The following are all examples of insurance fraud and will not be tolerated by the AMT Board:

  • Allowing another therapist to use your provider number(s)
  • Pre-signing receipts for use by other therapists
  • Using another therapist’s provider number for a treatment performed by you (for example, when you are not registered as a provider with a particular fund but a colleague is)
  • Issuing receipts for a service and/or treatment you did not provide.
  • Backdating receipts
  • Falsifying any information on a receipt (for example, issuing a receipt in the name of another family member when a client has reached the limit of their own claims)
  • Splitting receipts – writing receipts for two half-hour treatments when the treatment was for one hour.

The dishonest practices of a single member or group of members deeply compromise the good relationships AMT has built with the private health funds. AMT’s credibility as a professional, representative body is on the line every time a member (or members) fiddle the system.

Sophisticated fraud detection software now gives the funds an unprecedented capacity to crosscheck and spot inconsistencies in receipting. If a client is pressuring you to do the wrong thing and falsify receipts, say no. If a colleague is pressuring you to do the wrong thing and falsify receipts, say no. If an employer is pressuring you to do the wrong thing and falsify receipts, say no.

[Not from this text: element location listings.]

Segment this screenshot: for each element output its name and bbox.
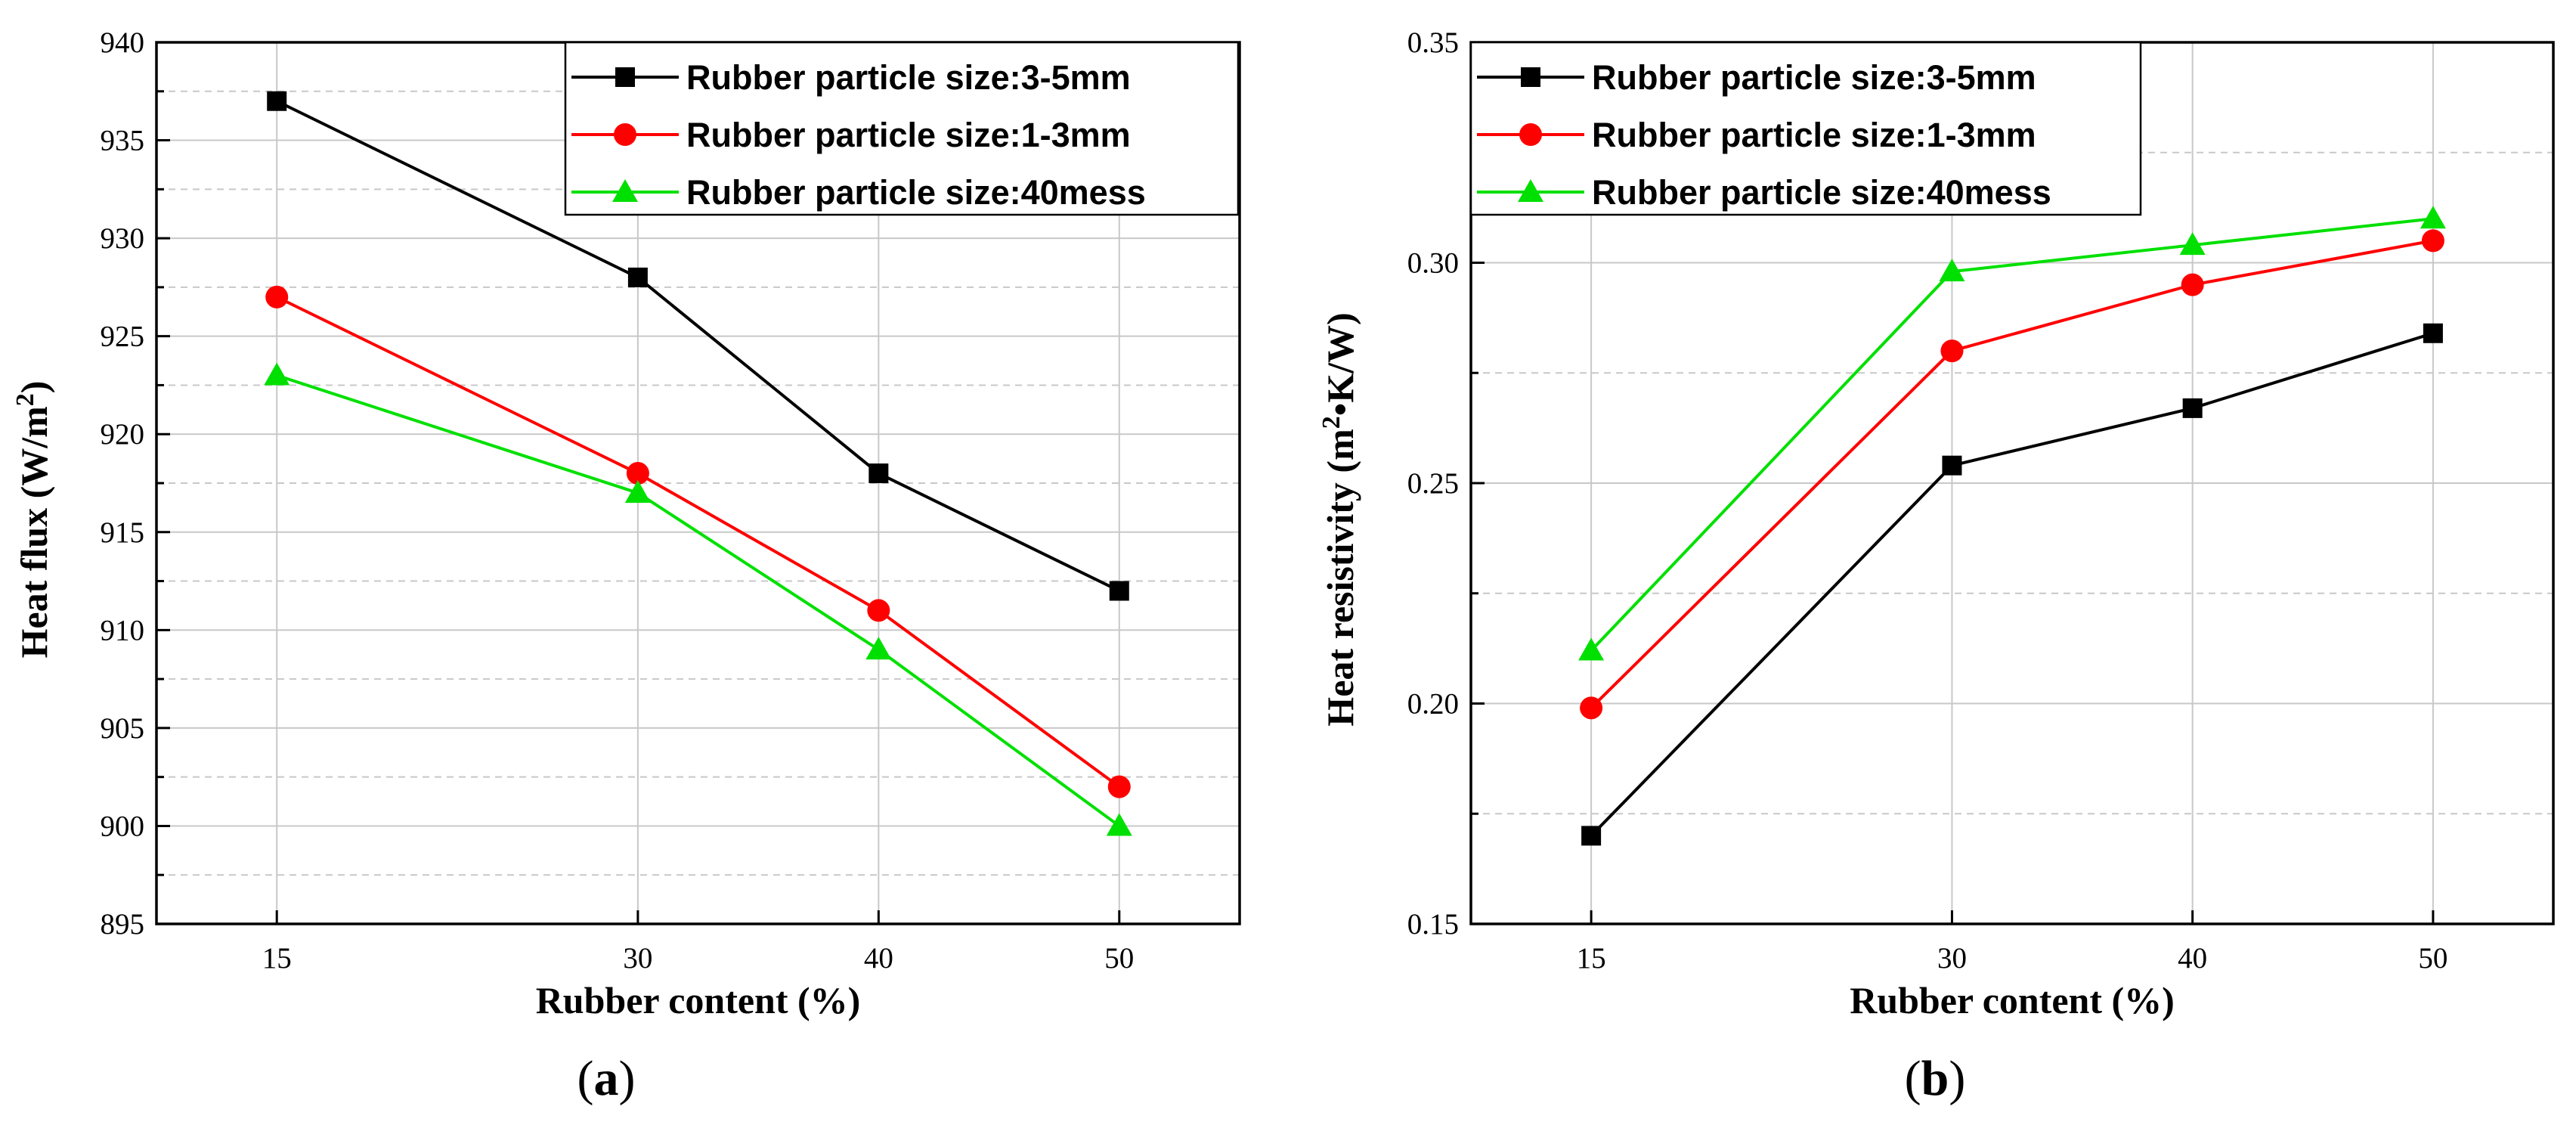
- y-tick-label: 895: [101, 908, 145, 941]
- caption-close-paren: ): [619, 1051, 636, 1106]
- data-point: [1940, 339, 1964, 363]
- data-point: [2182, 398, 2203, 418]
- x-tick-label: 30: [623, 942, 652, 975]
- x-tick-label: 15: [1577, 942, 1606, 975]
- y-tick-label: 935: [101, 125, 145, 157]
- series-line: [276, 99, 1120, 593]
- series-line: [276, 373, 1120, 828]
- x-tick-label: 15: [262, 942, 292, 975]
- caption-open-paren: (: [1905, 1051, 1921, 1106]
- data-point: [2420, 206, 2446, 229]
- data-point: [1578, 637, 1605, 661]
- y-tick-label: 0.35: [1407, 26, 1459, 59]
- series-line: [1590, 239, 2434, 709]
- y-axis-title-superscript: 2: [11, 393, 39, 406]
- y-tick-label: 910: [101, 614, 145, 646]
- y-axis-title: Heat flux (W/m2): [11, 381, 56, 659]
- legend-box: [1469, 41, 2142, 216]
- legend-label: Rubber particle size:3-5mm: [1592, 58, 2036, 97]
- y-tick-label: 0.20: [1407, 688, 1459, 721]
- data-point: [265, 285, 289, 308]
- data-point: [1109, 581, 1129, 601]
- y-tick-label: 0.15: [1407, 908, 1459, 941]
- series-2: [265, 285, 1131, 798]
- y-tick-label: 900: [101, 810, 145, 842]
- series-line: [276, 296, 1120, 789]
- x-tick-label: 50: [1104, 942, 1134, 975]
- y-tick-label: 940: [101, 26, 145, 59]
- y-axis-title-main: Heat resistivity (m: [1319, 429, 1361, 726]
- data-point: [264, 362, 290, 386]
- data-point: [1581, 826, 1602, 846]
- data-point: [867, 599, 890, 622]
- data-point: [2179, 232, 2206, 256]
- y-axis-title-main: Heat flux (W/m: [13, 406, 55, 658]
- data-point: [2423, 323, 2443, 343]
- x-tick-label: 50: [2418, 942, 2448, 975]
- series-line: [1590, 217, 2434, 652]
- series-line: [1590, 331, 2434, 837]
- data-point: [1939, 259, 1965, 282]
- y-tick-label: 0.25: [1407, 467, 1459, 500]
- series-2: [1580, 229, 2444, 720]
- legend-marker: [612, 179, 638, 202]
- panel-caption: (a): [577, 1051, 636, 1106]
- chart-panel-a: 895 900 905 910 915 920 925 930 935 940 15 30 40 50 Ru…: [11, 26, 1241, 1106]
- data-point: [1580, 696, 1603, 720]
- series-3: [264, 362, 1132, 836]
- data-point: [1107, 775, 1131, 798]
- legend-label: Rubber particle size:1-3mm: [686, 116, 1131, 154]
- panel-caption: (b): [1905, 1051, 1966, 1106]
- data-point: [1942, 455, 1962, 476]
- x-tick-label: 40: [864, 942, 893, 975]
- legend-marker: [1518, 179, 1543, 202]
- legend: Rubber particle size:3-5mm Rubber particl…: [564, 41, 1240, 216]
- y-axis-title-tail: ): [13, 381, 55, 394]
- data-point: [627, 267, 648, 287]
- y-tick-label: 925: [101, 321, 145, 353]
- x-tick-label: 30: [1937, 942, 1967, 975]
- data-point: [868, 463, 889, 484]
- series-1: [267, 91, 1129, 601]
- data-point: [2181, 273, 2204, 296]
- caption-letter: a: [594, 1051, 619, 1106]
- legend-marker: [615, 67, 635, 87]
- legend-marker: [614, 123, 636, 146]
- y-tick-label: 930: [101, 222, 145, 255]
- caption-open-paren: (: [577, 1051, 594, 1106]
- caption-close-paren: ): [1949, 1051, 1965, 1106]
- y-tick-label: 920: [101, 418, 145, 451]
- data-point: [2421, 229, 2444, 253]
- legend-label: Rubber particle size:1-3mm: [1592, 116, 2036, 154]
- data-point: [865, 637, 892, 660]
- series-1: [1581, 323, 2443, 846]
- x-tick-label: 40: [2178, 942, 2207, 975]
- y-axis-title-superscript: 2: [1317, 416, 1345, 429]
- y-tick-label: 915: [101, 516, 145, 549]
- data-point: [626, 462, 649, 485]
- y-tick-label: 905: [101, 712, 145, 745]
- x-axis-title: Rubber content (%): [1850, 979, 2175, 1021]
- legend-marker: [1521, 67, 1540, 87]
- legend: Rubber particle size:3-5mm Rubber particl…: [1469, 41, 2142, 216]
- legend-label: Rubber particle size:40mess: [1592, 173, 2051, 212]
- data-point: [267, 91, 287, 111]
- legend-box: [564, 41, 1240, 216]
- x-axis-title: Rubber content (%): [536, 979, 861, 1021]
- legend-marker: [1519, 123, 1542, 146]
- chart-panel-b: 0.15 0.20 0.25 0.30 0.35 15 30 40 50 Rubber conte…: [1317, 26, 2555, 1106]
- legend-label: Rubber particle size:3-5mm: [686, 58, 1131, 97]
- y-axis-title: Heat resistivity (m2•K/W): [1317, 312, 1362, 726]
- y-axis-title-tail: •K/W): [1319, 312, 1361, 416]
- legend-label: Rubber particle size:40mess: [686, 173, 1146, 212]
- data-point: [624, 479, 651, 503]
- y-tick-label: 0.30: [1407, 247, 1459, 280]
- data-point: [1106, 813, 1132, 836]
- series-3: [1578, 206, 2446, 661]
- caption-letter: b: [1921, 1051, 1949, 1106]
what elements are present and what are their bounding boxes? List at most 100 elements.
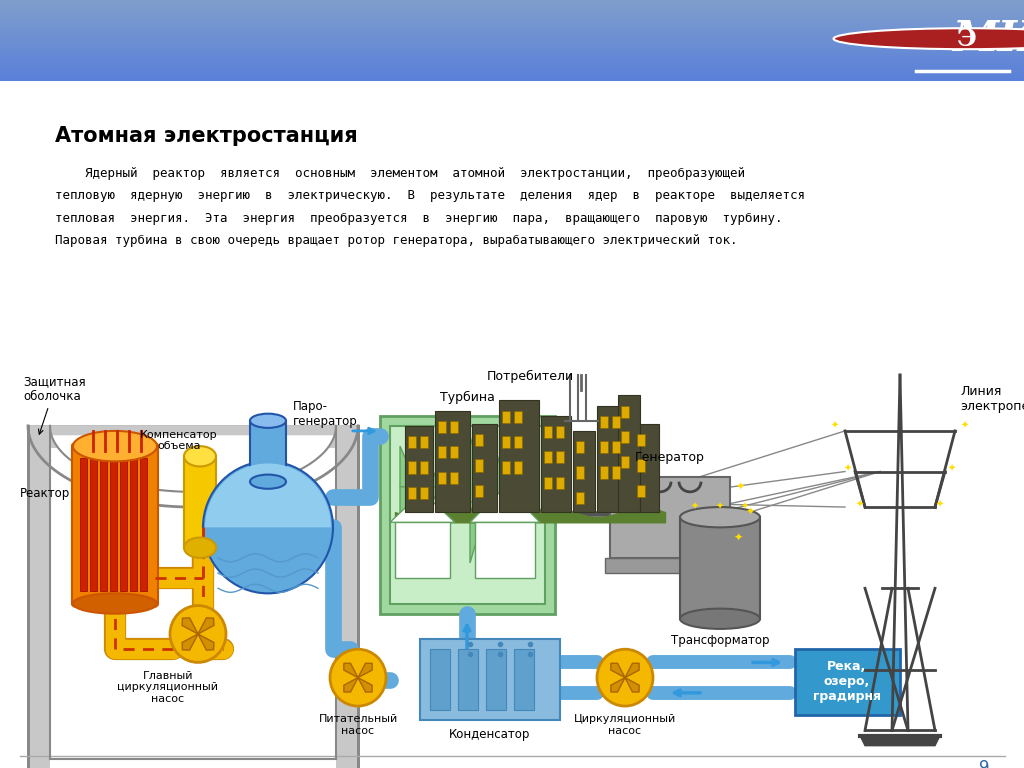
Ellipse shape <box>184 538 216 558</box>
Text: ✦: ✦ <box>844 463 852 474</box>
Polygon shape <box>492 502 510 563</box>
Bar <box>0 53 1024 54</box>
Bar <box>0 33 1024 34</box>
Bar <box>120 458 127 591</box>
Bar <box>0 68 1024 69</box>
Polygon shape <box>625 664 639 677</box>
Polygon shape <box>344 677 358 692</box>
Bar <box>250 421 286 482</box>
Text: Турбина: Турбина <box>439 390 495 403</box>
Bar <box>618 396 640 512</box>
Bar <box>0 40 1024 41</box>
Bar <box>0 10 1024 11</box>
Bar <box>435 411 470 512</box>
Bar <box>0 43 1024 44</box>
Polygon shape <box>344 664 358 677</box>
Bar <box>450 421 458 433</box>
Bar <box>0 74 1024 75</box>
Text: Река,
озеро,
градирня: Река, озеро, градирня <box>813 660 881 703</box>
Polygon shape <box>50 425 336 492</box>
Bar <box>0 66 1024 67</box>
Bar <box>0 78 1024 79</box>
Text: Защитная
оболочка: Защитная оболочка <box>23 375 86 434</box>
Bar <box>420 639 560 720</box>
Bar <box>406 425 433 512</box>
Bar <box>0 16 1024 17</box>
Ellipse shape <box>184 446 216 466</box>
Text: Конденсатор: Конденсатор <box>450 728 530 741</box>
Bar <box>408 462 416 474</box>
Bar <box>0 50 1024 51</box>
Polygon shape <box>390 492 455 522</box>
Bar <box>0 35 1024 36</box>
Text: тепловая  энергия.  Эта  энергия  преобразуется  в  энергию  пара,  вращающего  : тепловая энергия. Эта энергия преобразуе… <box>55 212 782 224</box>
Polygon shape <box>514 502 532 563</box>
Bar <box>475 522 535 578</box>
Polygon shape <box>470 436 488 502</box>
Polygon shape <box>470 487 540 522</box>
Bar <box>0 64 1024 65</box>
Polygon shape <box>444 446 462 487</box>
Bar <box>612 441 620 453</box>
Text: ✦: ✦ <box>856 500 864 510</box>
Bar <box>600 441 608 453</box>
Ellipse shape <box>680 507 760 528</box>
Bar <box>0 70 1024 71</box>
Bar <box>0 23 1024 25</box>
Bar <box>438 472 446 484</box>
Bar <box>110 458 117 591</box>
Text: ✦: ✦ <box>735 482 744 492</box>
Bar <box>514 649 534 710</box>
Bar <box>0 19 1024 20</box>
Bar <box>472 424 497 512</box>
Text: Реактор: Реактор <box>19 487 70 500</box>
Bar <box>0 21 1024 22</box>
Bar <box>0 61 1024 62</box>
Bar <box>556 452 564 463</box>
Bar <box>0 49 1024 50</box>
Text: Атомная электростанция: Атомная электростанция <box>55 126 357 147</box>
Text: ✦: ✦ <box>741 502 750 512</box>
Bar <box>0 6 1024 7</box>
Bar <box>621 431 629 443</box>
Bar <box>597 406 632 512</box>
Bar <box>610 477 730 558</box>
Text: ✦: ✦ <box>691 502 699 512</box>
Bar <box>0 60 1024 61</box>
Bar <box>544 477 552 488</box>
Polygon shape <box>625 677 639 692</box>
Polygon shape <box>444 487 462 522</box>
Bar <box>0 67 1024 68</box>
Circle shape <box>170 605 226 663</box>
Text: Питательный
насос: Питательный насос <box>318 714 397 736</box>
Bar <box>0 79 1024 80</box>
Bar <box>80 458 87 591</box>
Bar <box>605 558 735 573</box>
Text: 9: 9 <box>980 759 990 768</box>
Bar <box>0 20 1024 21</box>
Ellipse shape <box>680 608 760 629</box>
Bar <box>600 466 608 478</box>
Text: ✦: ✦ <box>830 421 839 431</box>
Polygon shape <box>422 487 440 522</box>
Bar <box>621 456 629 468</box>
Bar <box>0 31 1024 32</box>
Polygon shape <box>860 736 940 746</box>
Bar <box>0 25 1024 26</box>
Bar <box>0 71 1024 73</box>
Bar <box>0 58 1024 59</box>
Polygon shape <box>28 425 358 507</box>
Bar <box>0 14 1024 15</box>
Bar <box>0 45 1024 46</box>
Bar <box>0 5 1024 6</box>
Text: Э: Э <box>956 27 977 51</box>
Bar <box>438 446 446 458</box>
Bar <box>0 72 1024 74</box>
Bar <box>0 63 1024 64</box>
Bar <box>0 29 1024 30</box>
Text: Трансформатор: Трансформатор <box>671 634 769 647</box>
Text: тепловую  ядерную  энергию  в  электрическую.  В  результате  деления  ядер  в  : тепловую ядерную энергию в электрическую… <box>55 189 805 202</box>
Polygon shape <box>198 634 214 650</box>
Polygon shape <box>400 487 418 522</box>
Bar <box>637 459 645 472</box>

Read AMT’s receipting standard so you are aware of your professional and ethical responsibilities as a member of AMT and a health fund provider.

AMT’s goal is to strive for recognition and acknowledgement of our professional expertise. However, if we are to be taken seriously as professionals, we must be serious about our professionalism.

Health insurance fraud is dishonest and damaging behaviour that threatens to drag the entire industry back twenty years.

Please do the right thing by AMT, by the private health insurers, by your colleagues, by the industry at large and by your clients.